2) lack of neighbor-love --when we dump our trash or impoverish the lands of the "Third World," we actually harm those living nearby. We also take advantage of them when our companies fail to provide good working environments or provide a living wage, or when we buy from companies which fail in these areas. There is nothing holy in laziness or selfishness... and often that's what makes us into a nation of consumers.

These questions of neighbor love, and of responsible stewardship/care for Creation pop up that aren't addressed if all we look at is the end product in American hands. Sure, a piece of plastic may seem convenient (helpful), cheap and good use of creativity, but is it really? Something which is so "cheap" here in the US is really soooo expensive, and someone has to pay it. At times the hidden costs are shocking: the "Made in ___" products we buy so cheaply (ex. electronics) are, at times, assembled by imprisoned Christians in horrible conditions, or the ones we buy expensively (ex. gems) are, all too often, obtained at the cost of children's or other innocent lives (watch Blood Diamond if you need convincing).

- What about all the by-products of its production, including fuel and energy used to ship it?
- Where will it go when I'm done with it? (most plastics ARENT bio-degradeable) How will we increase the earth's productivity (which Grudem reminds us is good) if we're polluting it?
- Where did it come from (is it a resource that is too limited to consume so much of it? did we retrieve it responsibly or recklessly?) For these last 2 questions, we have to remember that spoiling land isn't loving to the people who have to live on or around it...
- What about the ones who assembled it-- how were they treated? Reading biographies of some members of the persecuted church, and how they were forced to assemble electronics for sale in the West, under horrible conditions in prison camps, I realize why China can sell stuff so cheaply...

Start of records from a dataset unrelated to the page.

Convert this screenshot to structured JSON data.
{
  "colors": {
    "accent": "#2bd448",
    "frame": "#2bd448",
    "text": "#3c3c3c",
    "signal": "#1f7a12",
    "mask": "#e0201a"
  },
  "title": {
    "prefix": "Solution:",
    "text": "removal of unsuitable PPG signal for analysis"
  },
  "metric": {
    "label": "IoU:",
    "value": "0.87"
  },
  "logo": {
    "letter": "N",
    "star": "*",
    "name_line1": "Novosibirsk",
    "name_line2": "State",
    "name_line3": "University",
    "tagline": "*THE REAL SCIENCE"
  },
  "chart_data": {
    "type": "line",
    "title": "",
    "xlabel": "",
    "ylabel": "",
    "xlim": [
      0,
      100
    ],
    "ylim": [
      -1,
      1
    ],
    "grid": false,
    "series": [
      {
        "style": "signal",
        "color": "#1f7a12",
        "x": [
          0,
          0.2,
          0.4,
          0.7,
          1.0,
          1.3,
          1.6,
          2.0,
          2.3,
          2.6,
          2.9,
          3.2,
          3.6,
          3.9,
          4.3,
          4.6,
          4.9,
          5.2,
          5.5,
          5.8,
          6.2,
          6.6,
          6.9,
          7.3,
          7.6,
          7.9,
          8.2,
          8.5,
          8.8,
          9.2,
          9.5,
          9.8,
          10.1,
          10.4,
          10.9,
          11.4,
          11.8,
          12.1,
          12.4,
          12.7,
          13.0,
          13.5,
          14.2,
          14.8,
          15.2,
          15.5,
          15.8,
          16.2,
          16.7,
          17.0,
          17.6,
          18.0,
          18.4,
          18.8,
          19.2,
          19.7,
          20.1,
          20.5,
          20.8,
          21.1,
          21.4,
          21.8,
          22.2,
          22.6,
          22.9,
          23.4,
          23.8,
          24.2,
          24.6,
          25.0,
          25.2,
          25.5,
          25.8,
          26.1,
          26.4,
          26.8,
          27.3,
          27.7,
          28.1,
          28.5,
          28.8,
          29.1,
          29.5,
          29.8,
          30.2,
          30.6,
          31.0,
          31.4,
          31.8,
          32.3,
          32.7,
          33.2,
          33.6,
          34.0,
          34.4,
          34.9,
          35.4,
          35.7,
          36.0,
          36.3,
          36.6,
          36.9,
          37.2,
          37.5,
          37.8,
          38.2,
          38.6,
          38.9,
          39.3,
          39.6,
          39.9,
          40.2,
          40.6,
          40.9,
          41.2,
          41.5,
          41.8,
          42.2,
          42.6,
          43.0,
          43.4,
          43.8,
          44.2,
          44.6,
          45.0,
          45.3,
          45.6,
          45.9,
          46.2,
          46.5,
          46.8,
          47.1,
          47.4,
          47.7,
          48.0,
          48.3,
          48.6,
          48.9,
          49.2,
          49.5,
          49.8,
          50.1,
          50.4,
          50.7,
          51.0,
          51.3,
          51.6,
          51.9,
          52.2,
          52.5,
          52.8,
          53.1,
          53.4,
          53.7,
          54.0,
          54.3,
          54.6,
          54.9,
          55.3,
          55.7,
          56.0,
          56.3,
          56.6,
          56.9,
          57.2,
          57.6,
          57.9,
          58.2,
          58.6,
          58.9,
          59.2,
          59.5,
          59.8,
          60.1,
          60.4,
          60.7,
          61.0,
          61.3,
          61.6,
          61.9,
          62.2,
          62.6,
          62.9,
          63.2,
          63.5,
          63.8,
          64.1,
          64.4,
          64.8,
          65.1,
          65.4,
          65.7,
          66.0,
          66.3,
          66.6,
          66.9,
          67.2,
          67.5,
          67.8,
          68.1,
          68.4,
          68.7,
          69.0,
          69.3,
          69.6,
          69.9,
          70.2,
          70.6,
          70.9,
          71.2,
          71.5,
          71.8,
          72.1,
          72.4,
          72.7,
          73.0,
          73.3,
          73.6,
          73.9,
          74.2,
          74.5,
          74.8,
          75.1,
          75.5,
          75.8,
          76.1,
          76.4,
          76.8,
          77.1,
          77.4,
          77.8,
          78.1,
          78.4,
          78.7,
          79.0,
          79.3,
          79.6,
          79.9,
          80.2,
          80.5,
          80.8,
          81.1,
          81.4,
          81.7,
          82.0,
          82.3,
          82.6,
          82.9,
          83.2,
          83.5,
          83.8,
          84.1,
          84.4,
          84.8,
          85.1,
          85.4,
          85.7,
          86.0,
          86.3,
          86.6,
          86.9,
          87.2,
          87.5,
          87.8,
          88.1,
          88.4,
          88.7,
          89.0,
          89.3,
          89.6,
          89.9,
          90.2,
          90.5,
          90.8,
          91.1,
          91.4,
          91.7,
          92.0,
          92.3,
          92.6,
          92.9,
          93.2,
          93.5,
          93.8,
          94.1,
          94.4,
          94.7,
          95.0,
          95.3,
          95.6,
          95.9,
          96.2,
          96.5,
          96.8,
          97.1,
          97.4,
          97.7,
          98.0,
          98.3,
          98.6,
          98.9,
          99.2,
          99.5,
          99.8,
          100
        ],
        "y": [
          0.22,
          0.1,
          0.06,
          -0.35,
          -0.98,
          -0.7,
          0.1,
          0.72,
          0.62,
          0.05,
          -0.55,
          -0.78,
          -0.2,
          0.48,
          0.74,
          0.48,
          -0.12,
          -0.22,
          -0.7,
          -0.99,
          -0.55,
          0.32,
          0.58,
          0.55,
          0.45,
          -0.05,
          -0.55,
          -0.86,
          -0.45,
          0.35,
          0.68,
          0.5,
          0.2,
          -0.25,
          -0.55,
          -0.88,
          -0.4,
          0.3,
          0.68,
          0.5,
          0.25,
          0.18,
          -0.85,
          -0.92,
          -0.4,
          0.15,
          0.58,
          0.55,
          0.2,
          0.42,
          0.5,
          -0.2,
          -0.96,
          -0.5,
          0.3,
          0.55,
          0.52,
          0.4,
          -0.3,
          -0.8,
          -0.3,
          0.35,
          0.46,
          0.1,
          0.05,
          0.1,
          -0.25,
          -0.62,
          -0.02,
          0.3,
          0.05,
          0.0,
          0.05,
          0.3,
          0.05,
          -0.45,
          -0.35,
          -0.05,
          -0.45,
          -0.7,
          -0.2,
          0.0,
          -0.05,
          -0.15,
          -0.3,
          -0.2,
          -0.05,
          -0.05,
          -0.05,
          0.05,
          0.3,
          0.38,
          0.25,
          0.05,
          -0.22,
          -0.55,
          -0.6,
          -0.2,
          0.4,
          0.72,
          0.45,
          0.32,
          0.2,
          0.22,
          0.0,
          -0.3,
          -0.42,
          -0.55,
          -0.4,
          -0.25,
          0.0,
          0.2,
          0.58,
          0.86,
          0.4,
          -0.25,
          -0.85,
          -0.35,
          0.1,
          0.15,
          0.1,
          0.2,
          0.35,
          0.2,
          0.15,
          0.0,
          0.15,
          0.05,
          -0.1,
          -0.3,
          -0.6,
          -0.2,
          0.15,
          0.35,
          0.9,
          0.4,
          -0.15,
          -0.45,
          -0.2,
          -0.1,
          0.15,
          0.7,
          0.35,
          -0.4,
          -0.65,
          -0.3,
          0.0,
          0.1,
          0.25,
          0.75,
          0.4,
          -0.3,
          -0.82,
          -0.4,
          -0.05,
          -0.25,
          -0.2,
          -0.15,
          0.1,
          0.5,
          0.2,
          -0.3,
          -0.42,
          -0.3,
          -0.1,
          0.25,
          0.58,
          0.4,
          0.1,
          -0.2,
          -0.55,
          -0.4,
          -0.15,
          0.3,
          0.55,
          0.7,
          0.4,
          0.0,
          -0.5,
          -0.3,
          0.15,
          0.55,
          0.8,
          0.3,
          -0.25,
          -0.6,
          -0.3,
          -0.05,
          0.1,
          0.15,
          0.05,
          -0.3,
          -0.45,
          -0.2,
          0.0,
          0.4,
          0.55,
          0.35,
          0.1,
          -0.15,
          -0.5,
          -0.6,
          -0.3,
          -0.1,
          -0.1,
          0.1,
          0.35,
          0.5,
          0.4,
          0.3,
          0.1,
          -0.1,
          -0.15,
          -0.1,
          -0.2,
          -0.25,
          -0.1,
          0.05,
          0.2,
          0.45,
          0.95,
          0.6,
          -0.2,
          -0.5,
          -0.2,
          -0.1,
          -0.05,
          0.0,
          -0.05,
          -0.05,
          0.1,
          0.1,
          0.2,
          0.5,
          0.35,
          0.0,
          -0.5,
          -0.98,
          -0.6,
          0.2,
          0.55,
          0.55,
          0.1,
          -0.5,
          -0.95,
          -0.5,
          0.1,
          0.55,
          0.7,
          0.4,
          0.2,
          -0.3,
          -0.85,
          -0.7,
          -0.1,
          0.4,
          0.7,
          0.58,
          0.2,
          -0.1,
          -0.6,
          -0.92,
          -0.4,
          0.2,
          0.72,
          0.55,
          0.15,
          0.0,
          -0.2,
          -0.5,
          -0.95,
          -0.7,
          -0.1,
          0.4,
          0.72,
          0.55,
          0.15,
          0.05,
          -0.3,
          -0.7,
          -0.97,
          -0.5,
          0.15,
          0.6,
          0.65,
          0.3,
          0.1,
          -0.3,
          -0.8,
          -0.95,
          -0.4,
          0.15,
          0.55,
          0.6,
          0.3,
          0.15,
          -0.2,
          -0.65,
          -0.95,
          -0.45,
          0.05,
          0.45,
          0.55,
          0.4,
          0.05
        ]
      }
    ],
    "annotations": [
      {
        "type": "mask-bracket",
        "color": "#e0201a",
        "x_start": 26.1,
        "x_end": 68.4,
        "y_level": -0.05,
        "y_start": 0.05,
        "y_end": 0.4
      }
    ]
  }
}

What are your thoughts? I'm trying to make sense of this all myself, and would be interested in you all's perspective as those devoted to God's Word and His Smile.

--The Szrama Mama

[Side Note: We have some friends who run a food co-op here in Louisville, and they have some very strong opinions about being Christians and consumers-- ecological responsibility, neighbor-love, etc. They take it a little further than I'm comfortable taking it without binding someone's conscience where Scripture doesn't, but still, they make you think.]

1 comment:

Jeannette said...

I appreciate all the points you make in this post...there is much to consider. I have become more convicted about my consumerism since I've been working at the rescue mission. I see the massive amounts of cast-offs we receive each week (about 3000 lbs), much more than we can use for our clients. We send what we can't use across state to another mission, and some of what they can't use is shipped overseas to third-world countries...perhaps another form of dumping? Thanks for sharing.